Portanto, mais do que aprender com as big techs como gravar um bom vídeo para arrasar nas redes sociais com sua propaganda de candidato, em 2026 o olhar-cidadão e os prompts cívicos serão uma arma tão importante quanto o título de eleitor. Se conseguirmos passar a usar IA para afastar de nossa democracia fantasmas não muito distantes, a tecnologia já terá demonstrado seu valor para a sociedade como um todo. Cabem aos partidos e candidaturas democráticas pensarem na melhor estratégia para ir além da denúncia de desinformação. E, aos tribunais eleitorais, criar ferramentas digitais que possam ajudar na tarefa do eleitor em fiscalizar estas novas armadilhas.

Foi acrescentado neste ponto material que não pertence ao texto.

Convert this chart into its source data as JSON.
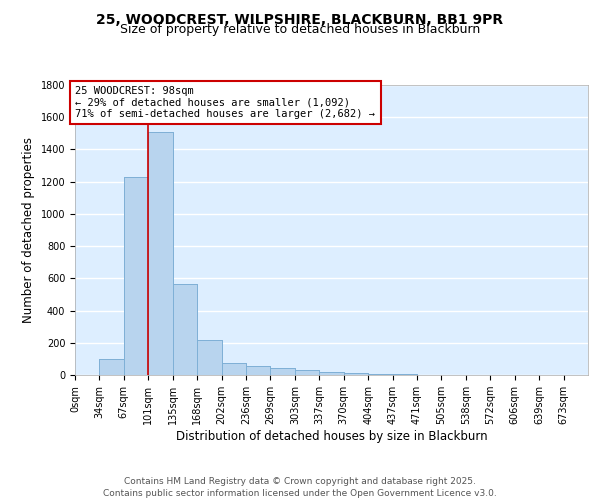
{
  "title1": "25, WOODCREST, WILPSHIRE, BLACKBURN, BB1 9PR",
  "title2": "Size of property relative to detached houses in Blackburn",
  "xlabel": "Distribution of detached houses by size in Blackburn",
  "ylabel": "Number of detached properties",
  "bar_color": "#b8d4ee",
  "bar_edge_color": "#7aadd4",
  "background_color": "#ddeeff",
  "grid_color": "#ffffff",
  "annotation_box_color": "#cc0000",
  "annotation_line_color": "#cc0000",
  "footer_text": "Contains HM Land Registry data © Crown copyright and database right 2025.\nContains public sector information licensed under the Open Government Licence v3.0.",
  "bin_labels": [
    "0sqm",
    "34sqm",
    "67sqm",
    "101sqm",
    "135sqm",
    "168sqm",
    "202sqm",
    "236sqm",
    "269sqm",
    "303sqm",
    "337sqm",
    "370sqm",
    "404sqm",
    "437sqm",
    "471sqm",
    "505sqm",
    "538sqm",
    "572sqm",
    "606sqm",
    "639sqm",
    "673sqm"
  ],
  "bin_values": [
    0,
    100,
    1230,
    1510,
    565,
    215,
    75,
    55,
    45,
    30,
    20,
    10,
    5,
    5,
    3,
    2,
    1,
    1,
    1,
    0,
    0
  ],
  "property_label": "25 WOODCREST: 98sqm",
  "annotation_line1": "← 29% of detached houses are smaller (1,092)",
  "annotation_line2": "71% of semi-detached houses are larger (2,682) →",
  "red_line_bin": 2.97,
  "ylim": [
    0,
    1800
  ],
  "yticks": [
    0,
    200,
    400,
    600,
    800,
    1000,
    1200,
    1400,
    1600,
    1800
  ],
  "bin_width": 33,
  "n_bins": 21,
  "title_fontsize": 10,
  "subtitle_fontsize": 9,
  "axis_label_fontsize": 8.5,
  "tick_fontsize": 7,
  "footer_fontsize": 6.5,
  "annotation_fontsize": 7.5
}
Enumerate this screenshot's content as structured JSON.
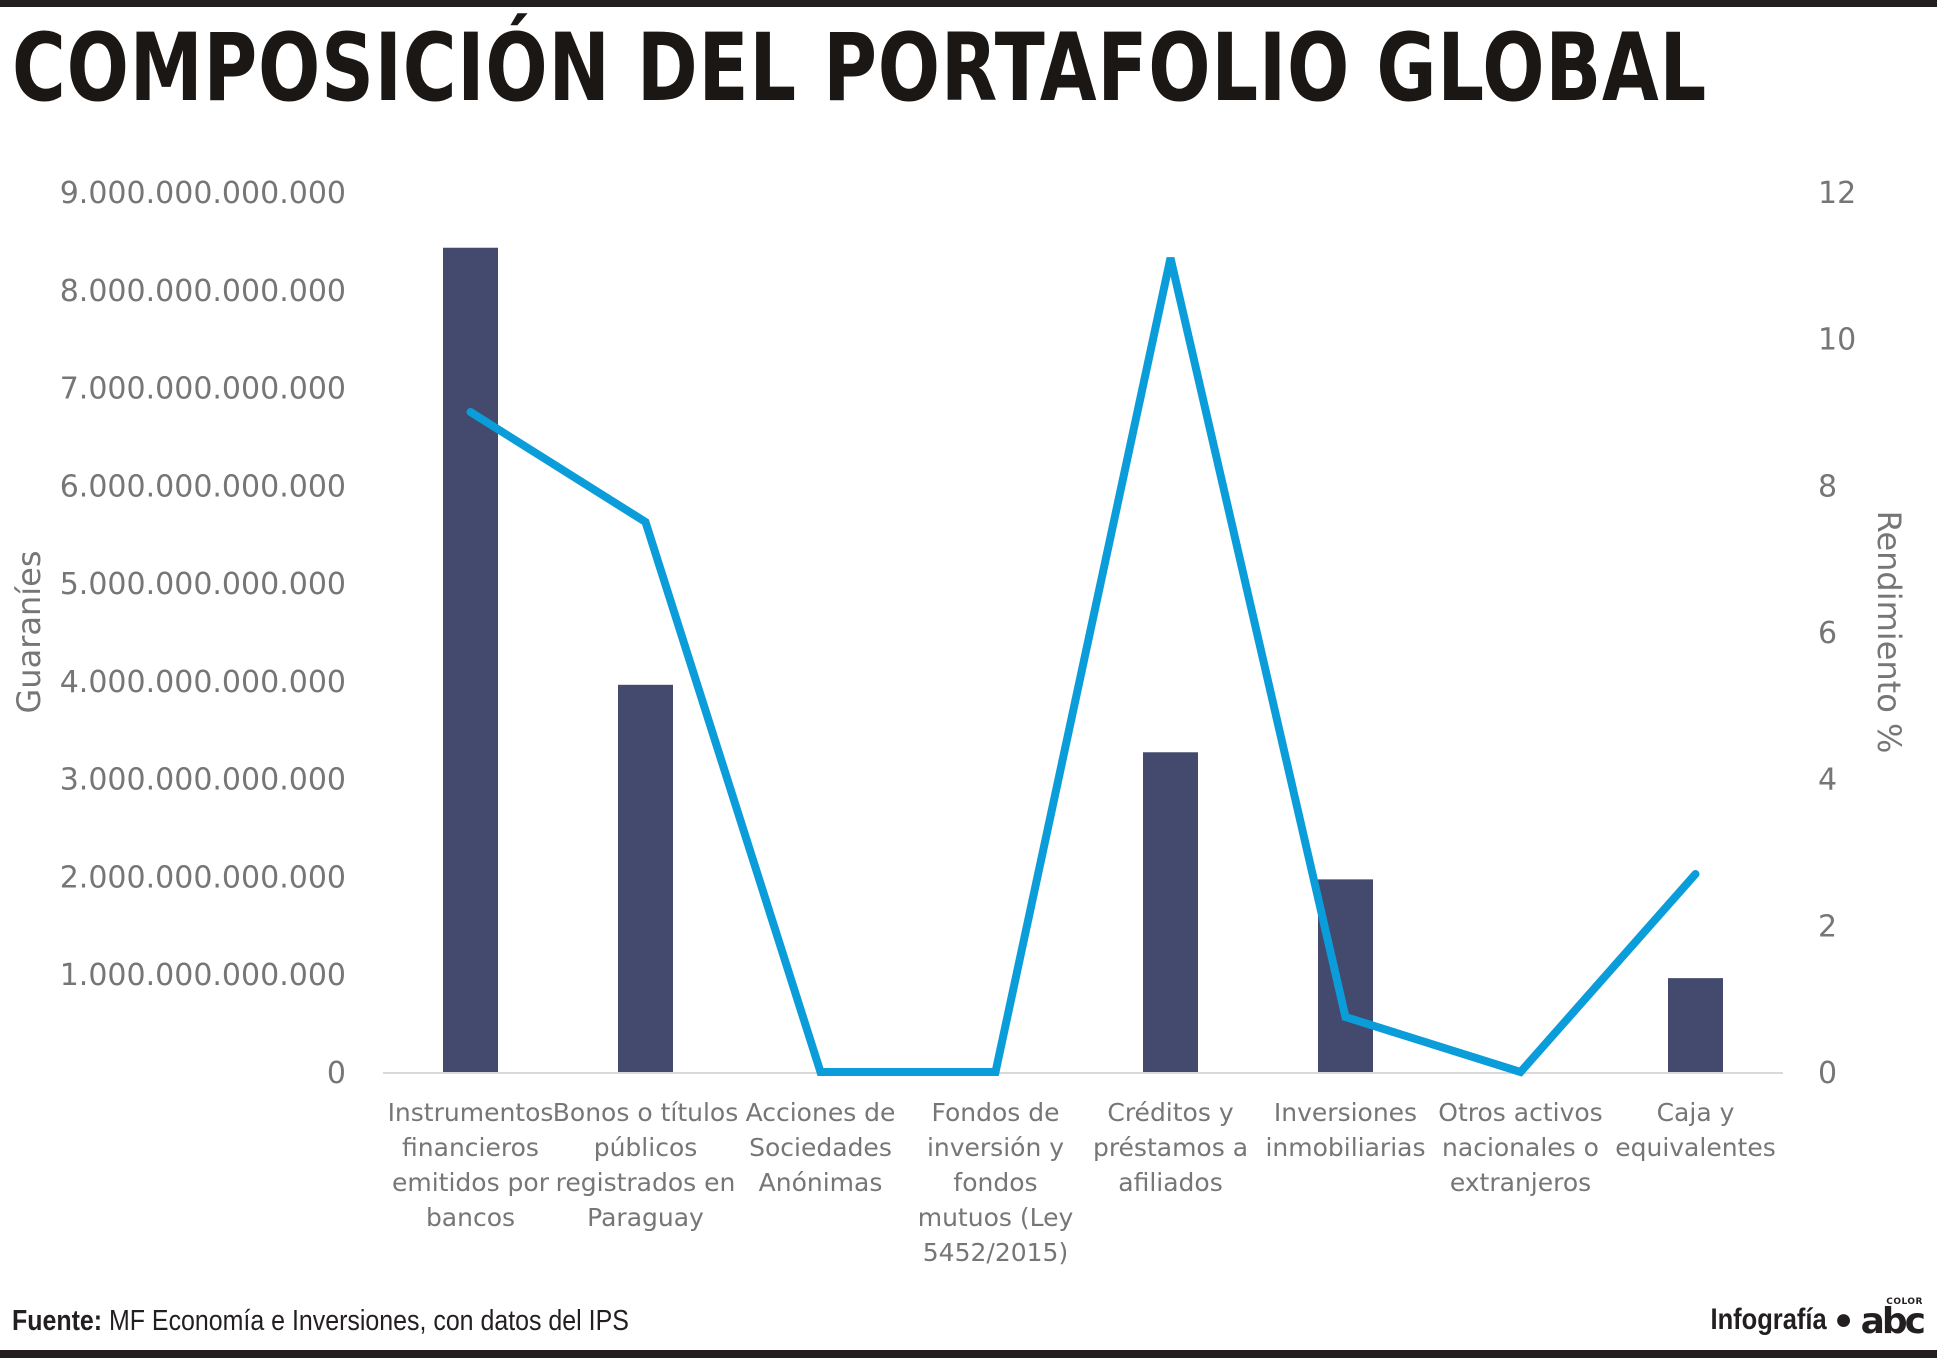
{
  "header": {
    "title": "COMPOSICIÓN DEL PORTAFOLIO GLOBAL"
  },
  "footer": {
    "source_label": "Fuente:",
    "source_text": "MF Economía e Inversiones, con datos del IPS",
    "credit_label": "Infografía",
    "logo_main": "abc",
    "logo_small": "COLOR"
  },
  "chart_data": {
    "type": "bar",
    "ylabel": "Guaraníes",
    "y2label": "Rendimiento %",
    "ylim": [
      0,
      9000000000000
    ],
    "y2lim": [
      0,
      12
    ],
    "yticks": [
      0,
      1000000000000,
      2000000000000,
      3000000000000,
      4000000000000,
      5000000000000,
      6000000000000,
      7000000000000,
      8000000000000,
      9000000000000
    ],
    "ytick_labels": [
      "0",
      "1.000.000.000.000",
      "2.000.000.000.000",
      "3.000.000.000.000",
      "4.000.000.000.000",
      "5.000.000.000.000",
      "6.000.000.000.000",
      "7.000.000.000.000",
      "8.000.000.000.000",
      "9.000.000.000.000"
    ],
    "y2ticks": [
      0,
      2,
      4,
      6,
      8,
      10,
      12
    ],
    "y2tick_labels": [
      "0",
      "2",
      "4",
      "6",
      "8",
      "10",
      "12"
    ],
    "categories": [
      [
        "Instrumentos",
        "financieros",
        "emitidos por",
        "bancos"
      ],
      [
        "Bonos o títulos",
        "públicos",
        "registrados en",
        "Paraguay"
      ],
      [
        "Acciones de",
        "Sociedades",
        "Anónimas"
      ],
      [
        "Fondos de",
        "inversión y",
        "fondos",
        "mutuos (Ley",
        "5452/2015)"
      ],
      [
        "Créditos y",
        "préstamos a",
        "afiliados"
      ],
      [
        "Inversiones",
        "inmobiliarias"
      ],
      [
        "Otros activos",
        "nacionales o",
        "extranjeros"
      ],
      [
        "Caja y",
        "equivalentes"
      ]
    ],
    "series": [
      {
        "type": "bar",
        "axis": "left",
        "color": "#444a6e",
        "values": [
          8430000000000,
          3960000000000,
          0,
          0,
          3270000000000,
          1970000000000,
          0,
          960000000000
        ]
      },
      {
        "type": "line",
        "axis": "right",
        "color": "#0a9dd9",
        "values": [
          9.0,
          7.5,
          0,
          0,
          11.1,
          0.75,
          0,
          2.7
        ]
      }
    ],
    "grid": false,
    "legend": "none",
    "colors": {
      "axis_text": "#767676",
      "baseline": "#d9d9d9"
    }
  }
}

* Publicado originalmente no Medim.com - Notas da Floresta Digital
** Especialista em Políticas Públicas e Gestão Governamental.
Notas e referências:
[2] Conforme o anúncio da empresa, a entrada de conteúdo promovido envolve os seguintes serviços no aplicativo:
“Assinaturas de canais: Você poderá apoiar seu canal favorito, como sua rede de notícias favorita, inscrevendo-se para receber atualizações exclusivas por uma taxa mensal.
Canais promovidos: Nós o ajudaremos a descobrir novos canais que podem ser interessantes para você quando estiver pesquisando no diretório. Pela primeira vez, os administradores de canais têm uma maneira de aumentar a visibilidade de seus canais.
Anúncios no status: Você poderá encontrar uma nova empresa e iniciar facilmente uma conversa com ela sobre um produto ou serviço que ela está promovendo no Status.”